I often ask Claude to scan through the code first and then come back with questions related to the task. It sometimes comes back with useful questions, but most of the time it acts like a university student looking for participation marks from a tutorial; choosing questions to signal understanding rather than be helpful.
I have taken to appending "DO NOT START WRITING CODE." to almost every prompt.. I try to get it to analyze and ask questions and summarize what its going to do first, and even then it will sometimes ignore that and jump into writing (the wrong) code. A big part of the wrangling seems to be getting it to analyze or reason before charging down a wrong path.
If you use Claude Code you can go into plan mode, where it doesn't write code, you can back and forth.

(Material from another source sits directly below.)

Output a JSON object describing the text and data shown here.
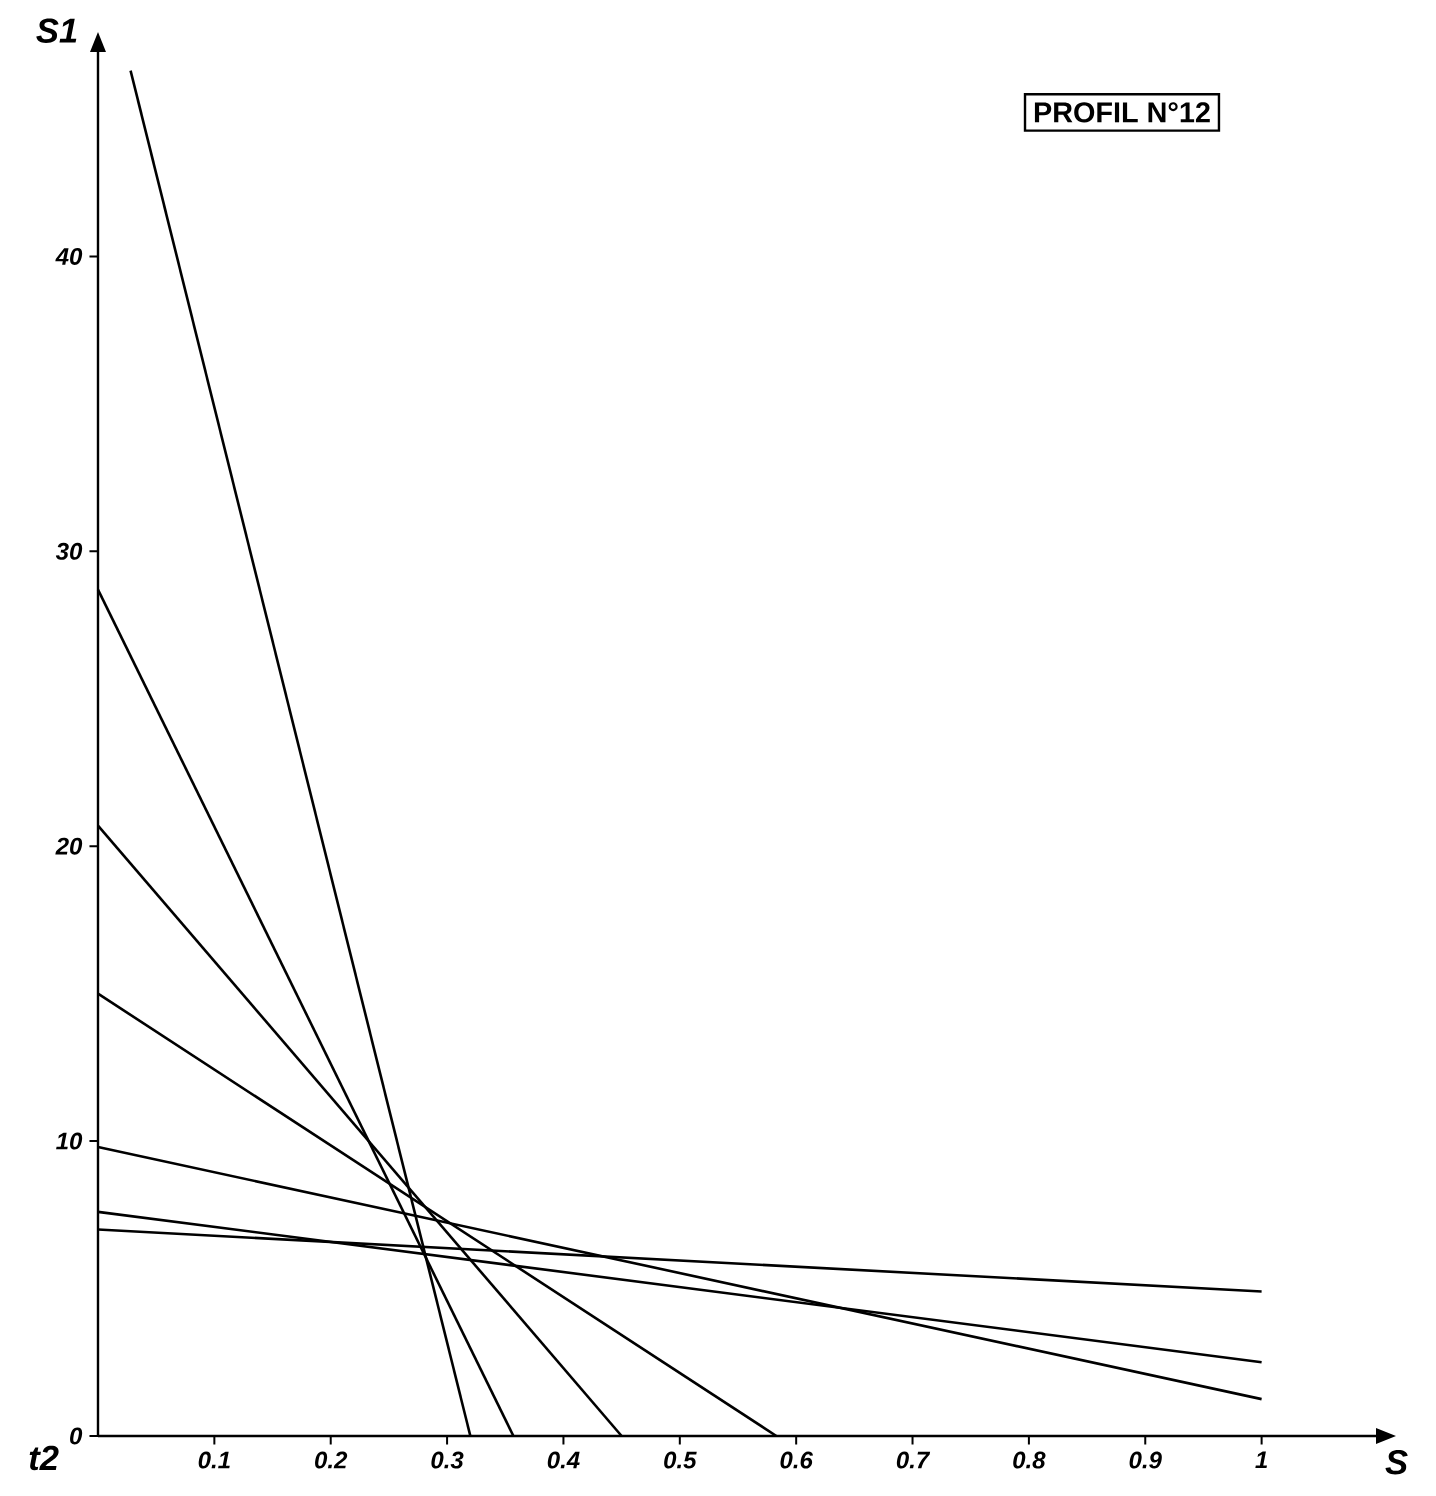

Gemini is terrible for this
GitHub just released spec-kit which I think attempts to get the human more involved in the spec/planning/task building process. You basically instruct the LLM to generate these docs and you tweak them to flesh it out all fix mistakes. Then you tell the LLM to work on a single task at a time, reviewing in small chunks.
That's how everyone is already using Claude Code, it's not GitHub's idea. You go into plan mode, get it to iterate on the idea, then ask it to make (and save) a to do list md. Then you get it to run through the to-do list, checking tasks off as it goes.
This aligns very well with my experience and what I’ve commented on other posts!
"AI, but verify" -- Winston Churchill (alternate universe)
I don't understand why people take bad coding practices and just let AI run with it and then expect nothing but poor quality code. Nothing about the AI revolution here changes how good software has always been written. Write tests, use a typed language, review code. If you have good patterns, good procedures, AI fits right in and fills in the blanks perfectly. Poor AI results tend to be the pot calling the kettle black.
I think bad practices will always be around as most code on Guthub was probably written with bad practices. The well is poisoned.
Out of curiosity, how do you think the model producers will/would attempt to discern what information on the web is of high quality vs not so high quality (i.e. poisonous)? Akin to clean/drinkable water vs dirty water/harmful water in the well.
I don’t think they will. The well will always have some level of poison if all information has bias and intent. Bad software design is bad grammar, it’s ubiquitous.
The real problem is the quality of knowledge and education of engineers. No amount of AI fixes that (until you complete displace labour as an input that is).
I mean, it sounds like reviews and tests are already their standard practice, and explicitly part of their AI practice. So it should have worked, right?
Filler content.
> Our marketing director (that’d be me) said that if we don’t write something about it, we will be left behind...
Write when you have something to say. What was I supposed to learn here?